Read post #34 above.


----------



## kim hansen (Nov 26, 2002)

Thrust said:


> Read post #34 above.



Ups.... Well, You can´t blame me.... I´m from Denmark... 


But what´s an "overlay"...???? Is it a single layer of carbon that has been glued to the roof, and then given some kind of clear coating....??


----------



## Thrust (Jun 8, 2004)

It's like a carbon mold/moulding that fits exactly over the body and is glued on. It looks like carbon, well, it is carbon, but the reason for fitting is mostly cosmetic, as it adds slightly to the car's weight. It complements the real carbon parts to make it look like the whole car is carbon, not just the doors, bonnet/hood, bumper, trunk/boot etc. The 350Z is probably kept in a garage, so the surface that you see in that shot was still in good condition.
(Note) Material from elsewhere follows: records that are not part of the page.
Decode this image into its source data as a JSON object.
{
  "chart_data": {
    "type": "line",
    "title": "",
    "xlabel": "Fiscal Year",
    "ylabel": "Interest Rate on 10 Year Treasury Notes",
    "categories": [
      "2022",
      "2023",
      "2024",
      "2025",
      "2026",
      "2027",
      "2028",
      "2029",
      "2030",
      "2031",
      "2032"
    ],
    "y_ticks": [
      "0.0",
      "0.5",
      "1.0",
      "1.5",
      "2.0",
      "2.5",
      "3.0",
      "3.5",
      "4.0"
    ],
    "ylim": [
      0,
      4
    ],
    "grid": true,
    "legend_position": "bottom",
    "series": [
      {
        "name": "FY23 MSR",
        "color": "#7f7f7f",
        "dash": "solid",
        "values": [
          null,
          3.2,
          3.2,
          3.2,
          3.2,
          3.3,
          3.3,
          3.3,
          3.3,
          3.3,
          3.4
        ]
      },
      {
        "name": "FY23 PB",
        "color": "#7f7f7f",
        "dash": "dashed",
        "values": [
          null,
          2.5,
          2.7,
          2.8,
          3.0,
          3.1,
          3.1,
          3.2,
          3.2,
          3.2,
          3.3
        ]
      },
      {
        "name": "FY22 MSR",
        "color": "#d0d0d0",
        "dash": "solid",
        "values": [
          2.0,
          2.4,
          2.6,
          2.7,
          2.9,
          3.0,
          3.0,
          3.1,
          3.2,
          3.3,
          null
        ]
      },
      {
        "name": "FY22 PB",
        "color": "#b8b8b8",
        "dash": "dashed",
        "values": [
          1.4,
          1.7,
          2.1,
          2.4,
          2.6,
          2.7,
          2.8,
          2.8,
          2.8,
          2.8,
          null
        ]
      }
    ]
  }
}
My car had the same stuff on it and was parked outside where the sun clouded and cracked the carbon overlay within a few months, so I had to have all the overlay ripped off.


----------



## kim hansen (Nov 26, 2002)

Ok... Sounds like You needed some kind of repaint after that... ???


----------



## Thrust (Jun 8, 2004)

kim hansen said:


> Ok... Sounds like You needed some kind of repaint after that... ???


It's the capital of Norway, isn't it!  

Yes, as I've posted on another thread, it needs stripping down the the metal and a complete repaint if you want to take the carbon seal off.


----------



## Pharoahe (Mar 11, 2006)

Here is a Beemer, that does it the right way


----------



## kim hansen (Nov 26, 2002)

Thrust said:


> It's the capital of Norway, isn't it!
> 
> Yes, as I've posted on another thread, it needs stripping down the the metal and a complete repaint if you want to take the carbon seal off.


No... It´s a small country...... Well, oh... let´s just say that...:chuckle: 

Like the work on that M3...... Looks good on a white car..

But think about the price for such an operation....!!!


----------



## RBnemesis13B (Dec 26, 2005)

Those TE37's and that Fairlady are gorgeous. Love the TE37's, favourite wheels ever and all these editions just make me want them more.


----------